What are the harmful substances in vegetables?

What are the harmful substances in vegetables?

We consume a certain amount of vegetables every day, saying that eating vegetables is good for both health and well-being, at least in terms of the requirements of a healthy diet. Eating vegetables regularly is much healthier than eating meat regularly. However, there are some harmful substances in vegetables. Therefore, everyone should pay attention to when eating vegetables in the future. What are the harmful substances in these vegetables?
I. oxalic acid
Spinach, bamboo shoots, green garlic, leeks, alfalfa, onions, alfalfa, edamame, etc. all contain more oxalic acid.

Hazard: In addition to the taste of oxalic acid, it is more important to combine with calcium in food to form calcium oxalate which is insoluble in water, so that calcium in food can not be absorbed by the body; oxalate can also block iron in food. Absorption; long-term consumption of foods high in oxalic acid may also produce kidney stones (calcium oxalate stones). Some people take these dishes with tofu, chicken, liver and other foods to cook, to the growing children or pregnant women, lactating mothers, thinking that calcium and iron can be supplemented, the result is counterproductive.
Precautions: This type of dish is best cooked with boiling water and then fried before cooking. This will remove some of the oxalic acids.
2. Nitrate and nitrite
Many vegetables can be enriched in nitrates from the soil. Nitrate forms nitrite under the action of nitrate-reducing bacteria. Under suitable conditions (temperature, humidity, pH, etc.), it is beneficial to convert nitrate into nitrite. Fresh vegetables are stored and nitrates are converted to nitrites, which become more and more as the storage time increases.
Hazard: Acute poisoning occurs when the amount of nitrite reaches the toxic dose. Nitrite enters the body and forms a strong carcinogen, nitrosamine, with secondary amines under appropriate conditions in the stomach, causing harm to the human body.
Preventive measures: 1 reduce the use of nitrogen fertilizer in agriculture; 2 eat fresh vegetables.

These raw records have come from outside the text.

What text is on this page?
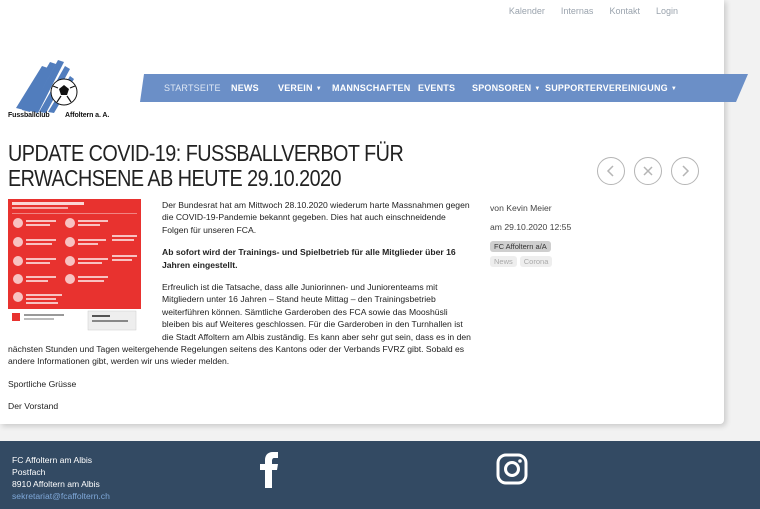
Kalender Internas Kontakt Login
Fussballclub Affoltern a. A.
STARTSEITE NEWS VEREIN ▼ MANNSCHAFTEN EVENTS SPONSOREN ▼ SUPPORTERVEREINIGUNG ▼
UPDATE COVID-19: FUSSBALLVERBOT FÜR ERWACHSENE AB HEUTE 29.10.2020

Der Bundesrat hat am Mittwoch 28.10.2020 wiederum harte Massnahmen gegen die COVID-19-Pandemie bekannt gegeben. Dies hat auch einschneidende Folgen für unseren FCA.

Ab sofort wird der Trainings- und Spielbetrieb für alle Mitglieder über 16 Jahren eingestellt.

Erfreulich ist die Tatsache, dass alle Juniorinnen- und Juniorenteams mit Mitgliedern unter 16 Jahren – Stand heute Mittag – den Trainingsbetrieb weiterführen können. Sämtliche Garderoben des FCA sowie das Mooshüsli bleiben bis auf Weiteres geschlossen. Für die Garderoben in den Turnhallen ist die Stadt Affoltern am Albis zuständig. Es kann aber sehr gut sein, dass es in den nächsten Stunden und Tagen weitergehende Regelungen seitens des Kantons oder der Verbands FVRZ gibt. Sobald es andere Informationen gibt, werden wir uns wieder melden.

Sportliche Grüsse

Der Vorstand

von Kevin Meier
am 29.10.2020 12:55
FC Affoltern a/A
News	Corona
FC Affoltern am Albis
Postfach
8910 Affoltern am Albis
sekretariat@fcaffoltern.ch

Be wary of eating vegetables, there are three major misunderstandings
Vegetables are a healthy diet, and we eat a lot of vegetables every day. There is a lot of knowledge about the diet of vegetables on the Internet. Experts suggest that there are some misunderstandings about eating vegetables. If you blindly believe it, it may damage your health. What are the misunderstandings about eating vegetables? The following is a detailed description of the three common mistakes in eating vegetables. Let’s take a look.
1. There are no pesticides in the dishes with insect eyes.
There are no insect eyes that cannot be used as a criterion for judging whether a vegetable is safe. The insect eye can only indicate that the vegetable has been infected with the insect, but it does not mean that the pesticide has not been used.
In fact, there may be more pesticide residues in the dish with insects. The reason is that in order to rescue the dishes of the existing insects, the vegetable farmers can only kill the pests with a large amount of high-concentration and quick-acting pesticides.
Basically used in vegetable cultivation is high-efficiency, low-toxic, low-residue pesticides. Most of the pesticides can be removed by light, washing, etc., and people do not have to worry.
2, superstition “super vegetables”
The nutritional value of each vegetable has its own focus. When eating vegetables, you should follow the rainbow principle. The richer the color of vegetables you eat every day, the better.
Suggestion: Mainly green leafy vegetables, and then add a variety of dark vegetables, such as pumpkin, carrot, purple cabbage, tomato, etc., the combination of nutrients and strong health effects.
It is worth reminding that don’t ignore “white vegetables”. Onions, Chinese cabbage, cauliflower, white radish, etc. all have good anti-cancer effects.
3, buy a dish can eat a week
Nowadays, almost every family has a refrigerator. It is convenient to buy it once a week and keep it in the refrigerator. It is convenient, but it is not conducive to nutrient intake.
Refrigerator cold storage environment can reduce the loss of nutrients in vegetables, but can not stop, the nutritional value is not as good as fresh. Therefore, it is best to buy vegetables with food and to update the vegetable reserves every three days.

Many of the friends in the three misunderstandings mentioned above are “believe in suspicion.” Experts suggest that eating vegetables is learned. If you want to eat healthily, you must understand and master all kinds of vegetable nutrition and cooking methods, so that your body can absorb nutrients and make your body healthier. If you still believe in the misunderstanding of eating vegetables, then quickly correct it.
There are also some vegetables that have certain toxicity, and there may be symptoms of food poisoning after eating. For example, the most common is the green beans, but the reason why they eat the green beans poisoning is that the green beans are not thoroughly cooked, so the toxic substances are not decomposed. Therefore, don’t forget to cook and cook before eating this kind of food in the future.